ANCHOR: Branch-Point Data Generation for GUI Agents
Jinbiao Wei, Yilun Zhao, Kangqi Ni, Arman Cohan
TL;DR
Anchor introduces a scalable trajectory expansion framework for desktop GUI agents by branching from verified seed demonstrations at meaningful GUI state changes to generate diverse, long-horizon, state-grounded supervision. The pipeline includes seed collection, branch-point discovery, task proposal, rollout execution with verification, plus step-level filtering and denoising to maintain coherence. Empirical results on OSWorld and WindowsAgentArena show consistent improvements across multiple backbones (GLM-4.1V-9B, Qwen2.5-VL-7B, Qwen3-VL-8B) and cross-platform settings, outperforming zero-shot and task-driven baselines and demonstrating cross-domain generalization.

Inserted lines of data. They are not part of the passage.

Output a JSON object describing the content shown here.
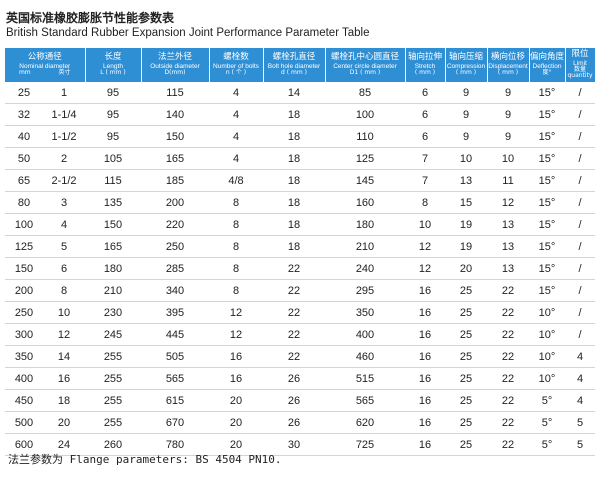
{
  "header": {
    "title": "英国标准橡胶膨胀节性能参数表",
    "subtitle": "British Standard Rubber Expansion Joint Performance Parameter Table"
  },
  "table": {
    "columns": [
      {
        "zh": "公称通径",
        "en": "Nominal diameter",
        "units": [
          "mm",
          "英寸"
        ]
      },
      {
        "zh": "长度",
        "en": "Length",
        "unit": "L ( mm )"
      },
      {
        "zh": "法兰外径",
        "en": "Outside diameter",
        "unit": "D(mm)"
      },
      {
        "zh": "螺栓数",
        "en": "Number of bolts",
        "unit": "n ( 个 )"
      },
      {
        "zh": "螺栓孔直径",
        "en": "Bolt hole diameter",
        "unit": "d ( mm )"
      },
      {
        "zh": "螺栓孔中心圆直径",
        "en": "Center circle diameter",
        "unit": "D1 ( mm )"
      },
      {
        "zh": "轴向拉伸",
        "en": "Stretch",
        "unit": "( mm )"
      },
      {
        "zh": "轴向压缩",
        "en": "Compression",
        "unit": "( mm )"
      },
      {
        "zh": "横向位移",
        "en": "Displacement",
        "unit": "( mm )"
      },
      {
        "zh": "偏向角度",
        "en": "Deflection",
        "unit": "度°"
      },
      {
        "zh": "限位",
        "en": "Limit",
        "unit": "数量 quantity"
      }
    ],
    "rows": [
      [
        25,
        "1",
        95,
        115,
        "4",
        14,
        85,
        6,
        9,
        9,
        "15°",
        "/"
      ],
      [
        32,
        "1-1/4",
        95,
        140,
        "4",
        18,
        100,
        6,
        9,
        9,
        "15°",
        "/"
      ],
      [
        40,
        "1-1/2",
        95,
        150,
        "4",
        18,
        110,
        6,
        9,
        9,
        "15°",
        "/"
      ],
      [
        50,
        "2",
        105,
        165,
        "4",
        18,
        125,
        7,
        10,
        10,
        "15°",
        "/"
      ],
      [
        65,
        "2-1/2",
        115,
        185,
        "4/8",
        18,
        145,
        7,
        13,
        11,
        "15°",
        "/"
      ],
      [
        80,
        "3",
        135,
        200,
        "8",
        18,
        160,
        8,
        15,
        12,
        "15°",
        "/"
      ],
      [
        100,
        "4",
        150,
        220,
        "8",
        18,
        180,
        10,
        19,
        13,
        "15°",
        "/"
      ],
      [
        125,
        "5",
        165,
        250,
        "8",
        18,
        210,
        12,
        19,
        13,
        "15°",
        "/"
      ],
      [
        150,
        "6",
        180,
        285,
        "8",
        22,
        240,
        12,
        20,
        13,
        "15°",
        "/"
      ],
      [
        200,
        "8",
        210,
        340,
        "8",
        22,
        295,
        16,
        25,
        22,
        "15°",
        "/"
      ],
      [
        250,
        "10",
        230,
        395,
        "12",
        22,
        350,
        16,
        25,
        22,
        "10°",
        "/"
      ],
      [
        300,
        "12",
        245,
        445,
        "12",
        22,
        400,
        16,
        25,
        22,
        "10°",
        "/"
      ],
      [
        350,
        "14",
        255,
        505,
        "16",
        22,
        460,
        16,
        25,
        22,
        "10°",
        "4"
      ],
      [
        400,
        "16",
        255,
        565,
        "16",
        26,
        515,
        16,
        25,
        22,
        "10°",
        "4"
      ],
      [
        450,
        "18",
        255,
        615,
        "20",
        26,
        565,
        16,
        25,
        22,
        "5°",
        "4"
      ],
      [
        500,
        "20",
        255,
        670,
        "20",
        26,
        620,
        16,
        25,
        22,
        "5°",
        "5"
      ],
      [
        600,
        "24",
        260,
        780,
        "20",
        30,
        725,
        16,
        25,
        22,
        "5°",
        "5"
      ]
    ]
  },
  "footer": {
    "note": "法兰参数为 Flange parameters: BS 4504 PN10."
  }
}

The work demonstrates that branching-based data generation can provide高-quality, high-signal supervision while reducing reliance on perfect exploration or extensive human demonstrations, enabling scalable GUI automation across apps and OSs.
Abstract
End-to-end GUI agents for real desktop environments require large amounts of high-quality interaction data, yet collecting human demonstrations is expensive and existing synthetic pipelines often suffer from limited task diversity or noisy, goal-drifting trajectories. We present a trajectory expansion framework Anchor that bootstraps scalable desktop supervision from a small set of verified seed demonstrations. Starting from each seed, we identify branch points that correspond to meaningful state changes and propose new, state-grounded task variants conditioned on the current GUI context. An executing agent then follows the proposed instructions to generate new trajectories, while a verifier enforces task completion via state-aware checks and trajectory-level consistency. To improve supervision quality, we further apply task-conditioned step-level filtering to remove ungrounded actions and denoise post-branch segments to maintain coherent intent. Experiments on standard desktop benchmarks, OSWorld and WindowsAgentArena, show that models fine-tuned on our expanded corpus achieve consistent improvements over zero-shot agents and representative synthesis baselines, and generalize across applications and operating systems.